Speaker Boundary Interference Response (SBIR)
Bei der Wiedergabe von Musiksignalen in Räumen wurden in den letzten Jahren immer öfter einige grundsätzliche Probleme erkannt. Das Bewusstsein für die Existenz von Raummoden, Nachhall und Flatterechos ist stetig gewachsen und ein Industriezweig für raumakustische Maßnahmen ist entstanden. Jedoch wurde die Aufstellung der Lautsprecher bisher nur unzureichend als Fehlerquelle in den Blick genommen.

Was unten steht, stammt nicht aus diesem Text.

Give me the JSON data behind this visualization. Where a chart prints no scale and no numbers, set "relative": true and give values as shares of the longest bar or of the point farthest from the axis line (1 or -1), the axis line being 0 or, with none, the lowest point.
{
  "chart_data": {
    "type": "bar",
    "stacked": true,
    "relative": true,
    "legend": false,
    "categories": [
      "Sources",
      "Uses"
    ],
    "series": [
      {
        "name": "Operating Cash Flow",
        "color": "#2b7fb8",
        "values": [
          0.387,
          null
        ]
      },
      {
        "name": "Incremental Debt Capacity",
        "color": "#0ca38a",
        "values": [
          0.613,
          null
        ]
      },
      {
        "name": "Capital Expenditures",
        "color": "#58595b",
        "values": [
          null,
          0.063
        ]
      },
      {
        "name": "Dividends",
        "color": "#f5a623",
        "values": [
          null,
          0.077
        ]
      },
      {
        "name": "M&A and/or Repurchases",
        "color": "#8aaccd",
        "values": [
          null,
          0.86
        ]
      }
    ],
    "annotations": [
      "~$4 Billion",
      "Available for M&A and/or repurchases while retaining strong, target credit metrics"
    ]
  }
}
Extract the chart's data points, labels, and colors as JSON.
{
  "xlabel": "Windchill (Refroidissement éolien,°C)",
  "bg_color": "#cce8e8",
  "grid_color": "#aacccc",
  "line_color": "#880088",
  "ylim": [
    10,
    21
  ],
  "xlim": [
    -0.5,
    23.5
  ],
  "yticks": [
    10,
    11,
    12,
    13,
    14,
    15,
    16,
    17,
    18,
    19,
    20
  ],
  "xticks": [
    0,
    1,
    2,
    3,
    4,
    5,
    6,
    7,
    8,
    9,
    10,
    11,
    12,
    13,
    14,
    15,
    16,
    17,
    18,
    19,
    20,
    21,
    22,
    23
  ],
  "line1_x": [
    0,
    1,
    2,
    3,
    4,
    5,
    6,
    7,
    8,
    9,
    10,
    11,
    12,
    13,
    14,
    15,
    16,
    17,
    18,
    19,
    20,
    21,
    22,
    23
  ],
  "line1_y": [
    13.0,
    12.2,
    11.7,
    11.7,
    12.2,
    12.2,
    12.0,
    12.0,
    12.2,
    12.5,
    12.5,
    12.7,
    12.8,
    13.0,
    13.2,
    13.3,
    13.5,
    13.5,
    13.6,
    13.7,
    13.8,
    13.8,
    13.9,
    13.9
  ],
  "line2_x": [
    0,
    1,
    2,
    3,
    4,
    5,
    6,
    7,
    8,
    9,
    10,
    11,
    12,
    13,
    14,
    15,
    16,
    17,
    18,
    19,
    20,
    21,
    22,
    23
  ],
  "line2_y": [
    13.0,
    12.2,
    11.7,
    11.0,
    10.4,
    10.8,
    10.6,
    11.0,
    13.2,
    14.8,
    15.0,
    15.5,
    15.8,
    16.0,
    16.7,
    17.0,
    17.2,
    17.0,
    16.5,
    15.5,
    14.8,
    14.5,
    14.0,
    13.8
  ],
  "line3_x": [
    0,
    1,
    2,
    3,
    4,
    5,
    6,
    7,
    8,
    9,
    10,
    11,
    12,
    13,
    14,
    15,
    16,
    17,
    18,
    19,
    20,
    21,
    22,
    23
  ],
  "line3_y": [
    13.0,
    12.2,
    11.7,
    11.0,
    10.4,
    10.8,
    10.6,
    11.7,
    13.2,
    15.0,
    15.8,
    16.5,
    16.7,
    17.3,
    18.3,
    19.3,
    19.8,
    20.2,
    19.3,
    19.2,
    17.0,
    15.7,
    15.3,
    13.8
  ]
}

Der Grund ist klar: Mit Hinweisen zur korrekten Aufstellung lässt sich kein Geld verdienen. Zudem existiert ein Problem, das mit keiner noch so sorgfältigen Aufstellung gelöst werden kann: Eine Phasenauslöschung im Bassbereich, die mit dem Abstand des Lautsprechers zur dahinterliegenden Wand zu tun hat (Speaker-Boundary Interference Response). Diese Auslöschung (destruktive Interferenz) geschieht bei kugelförmiger Abstrahlung immer. Und Signale unter 200 Hz werden bei fast allen Lautsprechertypen kugelförmig abgestrahlt. Die Auslöschung findet bei einem Viertel der Wellenlänge statt. Wenn ein Lautsprecher z.B. 85cm von der Wand entfernt betrieben wird, entsteht bei der vierfachen Frequenz (also 3,4m = 100 Hz) eine große Senke.
Je näher der Lautsprecher an der Wand steht, desto weiter oben findet die Auslöschung statt. Sie wandert dann in den tiefen Mittenbereich. Hier tritt jedoch zusätzlich der Effekt auf, dass eine tieffrequente Verstärkung stattfindet, die sich bei den meisten Lautsprechern negativ auf das Impulsverhalten auswirkt (Bei gleichzeitiger Senke in den Tiefmitten). Neben ausgewählten geschlossenen Systemen, die direkt an der Wand montiert werden, gibt es nur ein Bassprinzip, das den SBIR-Effekt verhindert: Der Bassdipol. Durch die gegenphasige Abstrahlung auf die Rückseite wird eine Kopplung mit der Rückwand verhindert und das vordere Signal wird ohne Interferenzen an den Hörplatz abgestrahlt.